Je parviens à établir un contact téléphonique avec Naama pendant le repas. Mais nos états d’esprit sont trop éloignés pour espérer s’entendre. Alors que je digère la fin de la randonnée, elle est exclusivement tournée vers les préparatifs de la fête de PACS qui aura lieu dans quelques jours. Je dois terminer ce voyage pour pouvoir revenir pleinement dans la tourmente de l’organisation de la fête. Je crois qu’elle ressent mon décalage et notre échange débouche inexorablement sur une dispute. Je prends conscience de la pression qu’elle supporte seule en France et je culpabilise un peu de profiter de ces congés en Géorgie. Je regrette surtout de ne pas trouver de solution pour la soutenir dans ce moment compliqué pour elle.
Les autres remarquent mon malaise et décident de me détourner de mes préoccupations. Nous enchaînons les verres à la fin du repas en multipliant les rigolades autour des accrocs rencontrés pendant le périple que nous tournons en ridicule. Nous réveillons la bataille des vieux contre les jeunes à laquelle nous assimilons plusieurs clichés : l’expérience contre la fébrilité ou la vieillesse contre l’énergie selon les points de vue.

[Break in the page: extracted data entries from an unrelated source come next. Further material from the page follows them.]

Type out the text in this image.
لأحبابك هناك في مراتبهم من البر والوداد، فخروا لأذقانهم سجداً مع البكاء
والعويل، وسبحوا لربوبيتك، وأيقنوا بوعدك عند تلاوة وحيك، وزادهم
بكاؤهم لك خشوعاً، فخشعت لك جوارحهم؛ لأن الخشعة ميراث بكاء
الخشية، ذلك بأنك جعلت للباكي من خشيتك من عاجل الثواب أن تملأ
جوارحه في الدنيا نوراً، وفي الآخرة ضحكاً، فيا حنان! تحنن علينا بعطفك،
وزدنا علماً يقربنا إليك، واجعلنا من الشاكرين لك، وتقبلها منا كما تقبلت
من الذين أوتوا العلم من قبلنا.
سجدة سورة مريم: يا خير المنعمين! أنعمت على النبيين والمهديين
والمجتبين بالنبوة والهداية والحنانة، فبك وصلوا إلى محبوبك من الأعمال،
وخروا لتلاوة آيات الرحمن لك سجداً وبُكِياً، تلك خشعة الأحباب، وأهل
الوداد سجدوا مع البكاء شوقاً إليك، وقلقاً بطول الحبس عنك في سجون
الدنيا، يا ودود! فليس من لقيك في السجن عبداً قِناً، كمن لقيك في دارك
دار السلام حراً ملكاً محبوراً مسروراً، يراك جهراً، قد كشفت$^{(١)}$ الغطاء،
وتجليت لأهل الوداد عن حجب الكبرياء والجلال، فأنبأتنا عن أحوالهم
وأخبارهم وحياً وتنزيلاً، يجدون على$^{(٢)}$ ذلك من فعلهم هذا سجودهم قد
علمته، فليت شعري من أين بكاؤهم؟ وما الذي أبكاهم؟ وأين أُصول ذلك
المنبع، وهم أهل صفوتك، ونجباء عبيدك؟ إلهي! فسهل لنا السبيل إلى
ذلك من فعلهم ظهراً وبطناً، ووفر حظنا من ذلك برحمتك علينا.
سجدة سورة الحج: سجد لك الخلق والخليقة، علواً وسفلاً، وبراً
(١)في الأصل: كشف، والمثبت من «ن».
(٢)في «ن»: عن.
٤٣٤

Philippe nous abandonne à ce moment-là, constituant un argument de moins pour l’équipe des jeunes que ne manquent pas de pointer du doigt Guillaume, Ludo et Fred. En réalité, il n’a pas complètement récupéré depuis ses déboires rencontrés lors de l’ascension du Mont Kazbek. Nous apprendrons plus tard que son mal-être est certainement lié à la consommation d’un pain particulier qu’un Russe lui aurait offert au camp de base. Sa frustration est immense car il randonne aussi pour ces moments de fête marquants. Et celui-ci ne fera pas exception.

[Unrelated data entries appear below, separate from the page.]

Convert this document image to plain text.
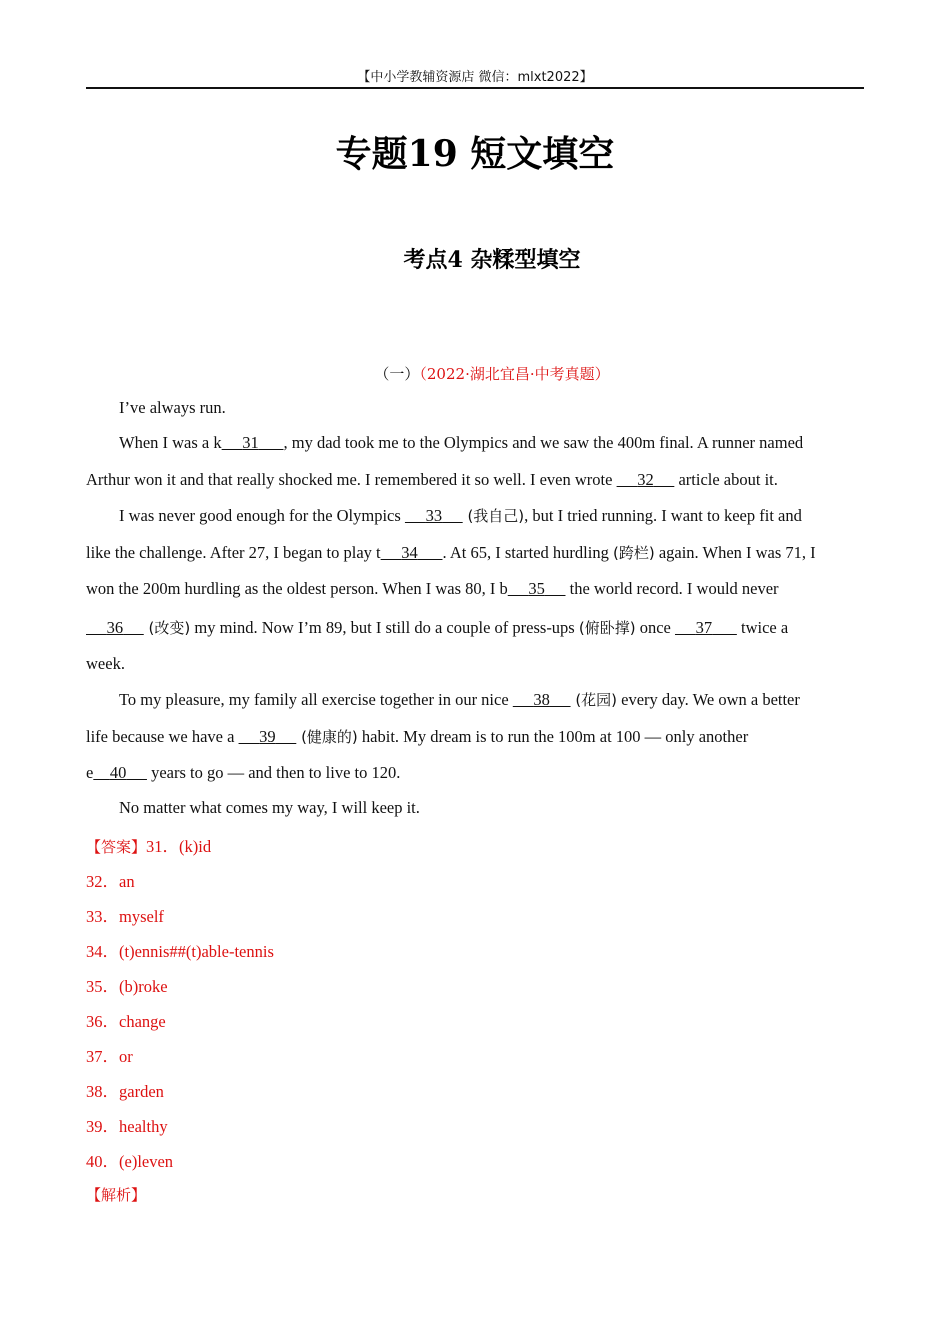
【中小学教辅资源店 微信：mlxt2022】
专题19 短文填空
考点4 杂糅型填空
（一）（2022·湖北宜昌·中考真题）
I’ve always run.
When I was a k 31 , my dad took me to the Olympics and we saw the 400m final. A runner named
Arthur won it and that really shocked me. I remembered it so well. I even wrote      32      article about it.
I was never good enough for the Olympics      33      (我自己), but I tried running. I want to keep fit and
like the challenge. After 27, I began to play t 34 . At 65, I started hurdling (跨栏) again. When I was 71, I
won the 200m hurdling as the oldest person. When I was 80, I b 35      the world record. I would never
36      (改变) my mind. Now I’m 89, but I still do a couple of press-ups (俯卧撑) once      37       twice a
week.
To my pleasure, my family all exercise together in our nice      38      (花园) every day. We own a better
life because we have a      39      (健康的) habit. My dream is to run the 100m at 100 — only another
e 40      years to go — and then to live to 120.
No matter what comes my way, I will keep it.
【答案】31．(k)id
32．an
33．myself
34．(t)ennis##(t)able-tennis
35．(b)roke
36．change
37．or
38．garden
39．healthy
40．(e)leven
【解析】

A son départ, nous quittons le restaurant à la recherche d’un bon bar. Le quartier, exclusivement composé de restaurants nous pousse à tenter notre chance dans d’autres rues. Notre recherche aboutit sur un bar atypique. Le thème de l’aéroport omniprésent à l’intérieur nous amuse. Le présentoir aux airs de de tableau de vol présente un large choix de bières, gage de qualité à nos yeux. Hélas, nous nous rendons compte que l’ambiance est extrêmement fidèle à celle présente dans les salles d’attente des vrais aéroports. Je sens l’esprit de fête de mes compagnons faiblir comme si nous étions face à un obstacle trop important pour continuer notre chemin. Cette soirée, nous l’attendons depuis trop longtemps pour la laisser glisser entre nos doigts. Il faut réagir. Il faut bouger ! Ou bien nous serons bientôt à nouveau prisonniers des murs du camp de base !
Lorsque la tournée est terminée, j’entraîne les autres à l’extérieur. Laurent est un peu dubitatif :
-Mais tu veux aller où ?
-N’importe où ! Pourvu que ce soit loin de cet endroit de malheur !
Guillaume appuie mes propos :
-C’est vrai qu’il était un peu pourri ce bar. Ils étaient un peu coincés les gens.
-Il y a que des restaus dans le coin, soulève Ludo.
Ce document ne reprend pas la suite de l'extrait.